“Wicked and Wicked: For Good Are Meant to Be Watched Together!!!”
When Wicked hit theaters last year, it felt special and vibrant. It was a heartfelt reimagining placed somewhere between Broadway and the movie theater. With Wicked: For Good, director Jon M. Chu delivers not just a follow-up, but a second chapter that feels richer, and moodier. While it easily stands on its own, the real magic reveals itself when you imagine both films played back-to-back as a single, monumental epic. Wicked and Wicked: For Good transform from a two-part adaptation into something closer to The Lord of the Rings meets The Wizard of Oz. It’s a sweeping, melancholic, satisfying saga about friendship, power, lies, and the seductive ease of believing what makes us feel safe, even when it isn’t true. For anyone planning a movie marathon, the pairing becomes downright necessary. Do yourself a favor when this movie hits streaming platforms. Plan a full night of Oz mythology capped with the 1939 Wizard of Oz, and, for the brave and the nostalgic, the gloriously off-kilter Return to Oz. Treat yourself to one long, interlocking experience.

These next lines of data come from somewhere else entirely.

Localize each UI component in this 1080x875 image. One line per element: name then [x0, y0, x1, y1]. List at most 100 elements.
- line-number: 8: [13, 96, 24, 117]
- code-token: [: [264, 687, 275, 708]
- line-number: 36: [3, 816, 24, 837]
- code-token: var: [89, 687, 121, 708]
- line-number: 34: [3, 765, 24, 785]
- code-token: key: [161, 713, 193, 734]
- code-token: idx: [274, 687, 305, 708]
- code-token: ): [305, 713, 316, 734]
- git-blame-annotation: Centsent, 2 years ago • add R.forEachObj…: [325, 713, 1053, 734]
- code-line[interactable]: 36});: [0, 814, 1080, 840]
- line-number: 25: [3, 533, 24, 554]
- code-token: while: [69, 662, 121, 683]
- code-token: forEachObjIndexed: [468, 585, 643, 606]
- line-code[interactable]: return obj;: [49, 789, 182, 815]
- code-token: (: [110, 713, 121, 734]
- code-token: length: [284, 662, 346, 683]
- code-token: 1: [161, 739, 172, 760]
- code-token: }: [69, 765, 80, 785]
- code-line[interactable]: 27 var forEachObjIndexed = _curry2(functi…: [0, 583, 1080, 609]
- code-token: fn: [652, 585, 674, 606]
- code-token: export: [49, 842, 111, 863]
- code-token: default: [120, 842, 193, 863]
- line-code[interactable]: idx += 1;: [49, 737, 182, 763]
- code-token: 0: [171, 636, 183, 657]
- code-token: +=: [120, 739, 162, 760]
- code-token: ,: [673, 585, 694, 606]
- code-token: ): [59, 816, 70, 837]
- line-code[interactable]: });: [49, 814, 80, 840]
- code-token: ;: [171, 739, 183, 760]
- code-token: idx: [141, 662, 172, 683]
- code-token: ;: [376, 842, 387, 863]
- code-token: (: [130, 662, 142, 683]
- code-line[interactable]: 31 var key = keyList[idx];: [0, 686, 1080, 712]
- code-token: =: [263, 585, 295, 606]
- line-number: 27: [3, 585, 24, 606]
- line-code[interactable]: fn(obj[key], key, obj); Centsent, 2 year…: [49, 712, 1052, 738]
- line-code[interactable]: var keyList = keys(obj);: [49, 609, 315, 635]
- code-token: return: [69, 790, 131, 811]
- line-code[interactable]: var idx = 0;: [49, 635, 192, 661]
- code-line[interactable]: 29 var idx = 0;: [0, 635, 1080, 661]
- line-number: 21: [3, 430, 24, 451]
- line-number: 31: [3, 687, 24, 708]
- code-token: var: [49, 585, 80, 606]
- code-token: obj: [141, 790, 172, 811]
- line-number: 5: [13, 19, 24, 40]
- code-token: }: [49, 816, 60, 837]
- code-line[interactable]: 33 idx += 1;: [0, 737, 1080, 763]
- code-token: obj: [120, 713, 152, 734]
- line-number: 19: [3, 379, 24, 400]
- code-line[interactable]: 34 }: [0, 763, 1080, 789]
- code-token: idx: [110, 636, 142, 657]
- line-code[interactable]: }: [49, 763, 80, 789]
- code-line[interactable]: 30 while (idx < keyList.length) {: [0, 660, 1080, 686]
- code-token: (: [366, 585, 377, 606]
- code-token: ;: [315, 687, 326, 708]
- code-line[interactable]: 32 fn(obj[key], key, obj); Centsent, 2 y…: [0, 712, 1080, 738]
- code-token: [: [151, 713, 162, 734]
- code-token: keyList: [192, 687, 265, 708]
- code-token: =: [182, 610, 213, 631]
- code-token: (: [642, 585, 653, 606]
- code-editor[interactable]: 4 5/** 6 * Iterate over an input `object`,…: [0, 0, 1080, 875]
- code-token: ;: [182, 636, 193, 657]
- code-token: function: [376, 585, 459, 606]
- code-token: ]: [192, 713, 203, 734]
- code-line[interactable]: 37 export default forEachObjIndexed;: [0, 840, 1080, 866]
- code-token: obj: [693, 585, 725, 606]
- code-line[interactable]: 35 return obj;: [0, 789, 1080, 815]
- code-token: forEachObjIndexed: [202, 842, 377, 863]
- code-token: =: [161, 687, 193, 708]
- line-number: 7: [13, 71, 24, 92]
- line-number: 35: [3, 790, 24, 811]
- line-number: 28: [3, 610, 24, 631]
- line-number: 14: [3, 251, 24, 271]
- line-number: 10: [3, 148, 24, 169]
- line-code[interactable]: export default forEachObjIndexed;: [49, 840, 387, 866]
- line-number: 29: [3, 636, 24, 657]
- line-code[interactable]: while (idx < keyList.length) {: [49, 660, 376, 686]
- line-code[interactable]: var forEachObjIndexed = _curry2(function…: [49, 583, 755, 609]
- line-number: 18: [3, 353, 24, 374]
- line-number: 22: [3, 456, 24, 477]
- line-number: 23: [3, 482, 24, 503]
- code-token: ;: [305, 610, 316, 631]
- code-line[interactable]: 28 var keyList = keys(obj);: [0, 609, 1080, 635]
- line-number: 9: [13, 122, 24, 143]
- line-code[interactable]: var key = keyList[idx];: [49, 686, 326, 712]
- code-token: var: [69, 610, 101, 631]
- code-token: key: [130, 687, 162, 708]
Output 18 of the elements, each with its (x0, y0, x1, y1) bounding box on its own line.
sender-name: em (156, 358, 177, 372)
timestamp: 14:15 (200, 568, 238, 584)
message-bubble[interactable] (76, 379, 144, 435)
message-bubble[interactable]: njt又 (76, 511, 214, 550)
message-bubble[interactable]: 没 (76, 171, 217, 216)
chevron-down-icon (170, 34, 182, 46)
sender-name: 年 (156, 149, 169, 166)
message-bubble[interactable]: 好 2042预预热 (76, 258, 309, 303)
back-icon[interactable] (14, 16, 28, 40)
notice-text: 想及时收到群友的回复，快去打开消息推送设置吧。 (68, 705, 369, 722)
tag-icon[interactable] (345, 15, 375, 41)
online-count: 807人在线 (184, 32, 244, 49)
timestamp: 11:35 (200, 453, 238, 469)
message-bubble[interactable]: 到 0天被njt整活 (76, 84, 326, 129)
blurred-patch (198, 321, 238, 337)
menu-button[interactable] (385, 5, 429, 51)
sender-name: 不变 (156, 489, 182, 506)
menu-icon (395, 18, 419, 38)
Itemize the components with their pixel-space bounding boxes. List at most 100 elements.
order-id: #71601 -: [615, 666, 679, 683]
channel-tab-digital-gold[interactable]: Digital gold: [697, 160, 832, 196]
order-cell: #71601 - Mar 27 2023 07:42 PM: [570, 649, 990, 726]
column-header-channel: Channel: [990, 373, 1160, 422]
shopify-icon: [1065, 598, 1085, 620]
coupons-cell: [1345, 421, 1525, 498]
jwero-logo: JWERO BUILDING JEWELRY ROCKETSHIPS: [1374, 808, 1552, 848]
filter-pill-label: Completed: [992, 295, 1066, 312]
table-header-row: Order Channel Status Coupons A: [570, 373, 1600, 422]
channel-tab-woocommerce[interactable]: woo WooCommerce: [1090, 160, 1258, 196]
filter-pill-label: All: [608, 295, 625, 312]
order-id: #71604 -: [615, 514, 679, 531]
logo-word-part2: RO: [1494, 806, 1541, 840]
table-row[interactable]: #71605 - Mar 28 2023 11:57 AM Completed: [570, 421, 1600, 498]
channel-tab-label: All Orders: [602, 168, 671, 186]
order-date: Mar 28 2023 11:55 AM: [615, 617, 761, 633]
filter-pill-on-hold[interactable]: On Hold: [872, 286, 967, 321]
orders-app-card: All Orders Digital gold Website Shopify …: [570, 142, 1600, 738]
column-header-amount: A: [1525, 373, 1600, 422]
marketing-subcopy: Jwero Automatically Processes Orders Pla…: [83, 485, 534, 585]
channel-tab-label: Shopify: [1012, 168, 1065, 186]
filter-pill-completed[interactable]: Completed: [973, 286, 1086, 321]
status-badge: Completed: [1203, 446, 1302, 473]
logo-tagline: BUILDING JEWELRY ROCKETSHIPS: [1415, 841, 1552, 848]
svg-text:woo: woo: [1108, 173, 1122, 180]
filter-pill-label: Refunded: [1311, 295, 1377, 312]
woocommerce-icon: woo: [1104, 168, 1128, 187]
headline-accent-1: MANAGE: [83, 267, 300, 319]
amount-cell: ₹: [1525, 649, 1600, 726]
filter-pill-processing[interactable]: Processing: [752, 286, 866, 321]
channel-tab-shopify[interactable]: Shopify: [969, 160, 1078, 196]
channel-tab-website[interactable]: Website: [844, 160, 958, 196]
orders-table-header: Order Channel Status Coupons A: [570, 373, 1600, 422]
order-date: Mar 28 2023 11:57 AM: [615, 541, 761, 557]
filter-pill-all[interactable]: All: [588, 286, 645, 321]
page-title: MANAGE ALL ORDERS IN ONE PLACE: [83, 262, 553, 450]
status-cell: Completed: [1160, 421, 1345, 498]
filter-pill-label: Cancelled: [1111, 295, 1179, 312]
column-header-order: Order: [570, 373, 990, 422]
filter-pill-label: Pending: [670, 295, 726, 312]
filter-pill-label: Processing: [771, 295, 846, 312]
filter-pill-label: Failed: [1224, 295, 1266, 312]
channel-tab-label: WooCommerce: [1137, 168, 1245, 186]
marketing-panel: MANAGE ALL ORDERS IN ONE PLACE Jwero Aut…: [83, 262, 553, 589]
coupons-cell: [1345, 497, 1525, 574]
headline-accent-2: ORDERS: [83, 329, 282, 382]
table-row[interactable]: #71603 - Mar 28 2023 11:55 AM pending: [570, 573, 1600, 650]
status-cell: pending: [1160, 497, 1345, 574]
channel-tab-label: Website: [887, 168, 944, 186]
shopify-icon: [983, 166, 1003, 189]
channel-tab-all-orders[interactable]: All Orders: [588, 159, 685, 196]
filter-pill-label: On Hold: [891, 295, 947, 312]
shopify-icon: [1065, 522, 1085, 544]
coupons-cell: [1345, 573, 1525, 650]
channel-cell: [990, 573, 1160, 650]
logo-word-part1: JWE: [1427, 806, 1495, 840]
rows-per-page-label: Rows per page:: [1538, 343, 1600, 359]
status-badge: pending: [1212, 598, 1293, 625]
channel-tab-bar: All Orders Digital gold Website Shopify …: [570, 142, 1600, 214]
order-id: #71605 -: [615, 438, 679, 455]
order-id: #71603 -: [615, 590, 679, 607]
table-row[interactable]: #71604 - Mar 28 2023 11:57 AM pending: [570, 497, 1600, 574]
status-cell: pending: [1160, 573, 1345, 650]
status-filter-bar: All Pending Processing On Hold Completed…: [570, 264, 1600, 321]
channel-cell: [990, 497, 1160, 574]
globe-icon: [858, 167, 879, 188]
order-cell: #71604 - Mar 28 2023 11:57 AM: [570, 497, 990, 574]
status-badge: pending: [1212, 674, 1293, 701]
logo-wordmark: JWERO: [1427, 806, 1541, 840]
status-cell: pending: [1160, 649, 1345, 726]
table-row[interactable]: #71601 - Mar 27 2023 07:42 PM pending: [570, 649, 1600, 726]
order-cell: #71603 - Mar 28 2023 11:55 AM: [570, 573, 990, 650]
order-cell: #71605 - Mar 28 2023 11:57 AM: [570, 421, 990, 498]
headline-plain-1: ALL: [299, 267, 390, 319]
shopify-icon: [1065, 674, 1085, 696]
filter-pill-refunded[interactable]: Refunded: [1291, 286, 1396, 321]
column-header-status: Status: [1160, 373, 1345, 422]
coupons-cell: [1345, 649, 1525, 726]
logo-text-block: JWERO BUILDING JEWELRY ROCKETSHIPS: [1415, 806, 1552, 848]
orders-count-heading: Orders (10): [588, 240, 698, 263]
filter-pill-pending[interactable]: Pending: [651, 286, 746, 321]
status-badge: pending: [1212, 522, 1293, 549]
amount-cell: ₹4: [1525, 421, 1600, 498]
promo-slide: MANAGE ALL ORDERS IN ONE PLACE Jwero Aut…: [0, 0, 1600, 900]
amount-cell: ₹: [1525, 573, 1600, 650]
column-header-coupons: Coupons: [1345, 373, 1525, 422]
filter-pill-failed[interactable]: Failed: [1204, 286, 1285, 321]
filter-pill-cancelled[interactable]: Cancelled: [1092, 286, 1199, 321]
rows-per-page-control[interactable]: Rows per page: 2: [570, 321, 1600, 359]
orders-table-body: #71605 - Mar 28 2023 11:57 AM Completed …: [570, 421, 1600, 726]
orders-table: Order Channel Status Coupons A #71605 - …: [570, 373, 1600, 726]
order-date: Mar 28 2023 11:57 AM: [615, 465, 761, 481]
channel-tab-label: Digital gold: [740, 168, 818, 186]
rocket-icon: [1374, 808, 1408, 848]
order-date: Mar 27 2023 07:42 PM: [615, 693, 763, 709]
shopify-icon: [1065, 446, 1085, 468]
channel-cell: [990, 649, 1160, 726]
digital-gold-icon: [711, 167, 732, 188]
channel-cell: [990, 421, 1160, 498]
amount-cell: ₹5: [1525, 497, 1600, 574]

Wicked: For Good picks up 12 tide turns after the end of the first film, and the Oz we return to is not the whimsical technicolor fantasy audiences might anticipate. Chu instead leans into the darker, more politically fraught atmosphere of Act II in the stage musical: corruption, propaganda, fearmongering, and the moral rot that spreads when a society convinces itself it’s doing the right thing simply because it’s easier than facing the truth. Elphaba, played by Cynthia Erivo, knows the Wizard, played by Jeff Goldblum, is a fraud. She’s determined to expose him. Glinda, played by Ariana Grande, has become the face of Oz’s propaganda machine, and a symbol of empty optimism. The storytelling grows more introspective as it dives into messy relationship dynamics. Love, family and betrayal fills the story, which mirrors the sad truth that societies change only when illusions collapse, and not without collateral damage. What is so intriguing too, is how Chu treats this film as a bridge between Wicked and The Wizard of Oz. Dorothy never really appears, but her footsteps are everywhere. Even “No Place Like Home” is cleverly recontextualized as a quiet message of hope for the oppressed.
At the end of the day, this film and its predecessor work because Ariana Grande and Cynthia Erivo fully inhabit their roles and really sell their scenes. Grande’s Glinda is deeper than her sparkly exterior suggests, and her emotional arc is one of the film’s strongest elements. Erivo, meanwhile, is a force of nature. She sings real life into the film. Their chemistry delivers exactly the tears and catharsis you should expect. I took my seven year old with me and she sat teary-eyed clutching my arm while Elphaba fought the good fight. She and I watched the first film the night prior, so she was ready for a finale. Here’s the thing, on its own Wicked: For Good is strong, combined with Wicked … it becomes something wonderful. The strengths multiply. The character arcs feel complete, the themes more profound, the emotional payoff more earned. It is simply a better experience. On its own It’s a 7/10, back to back bumps it up to an 8/10.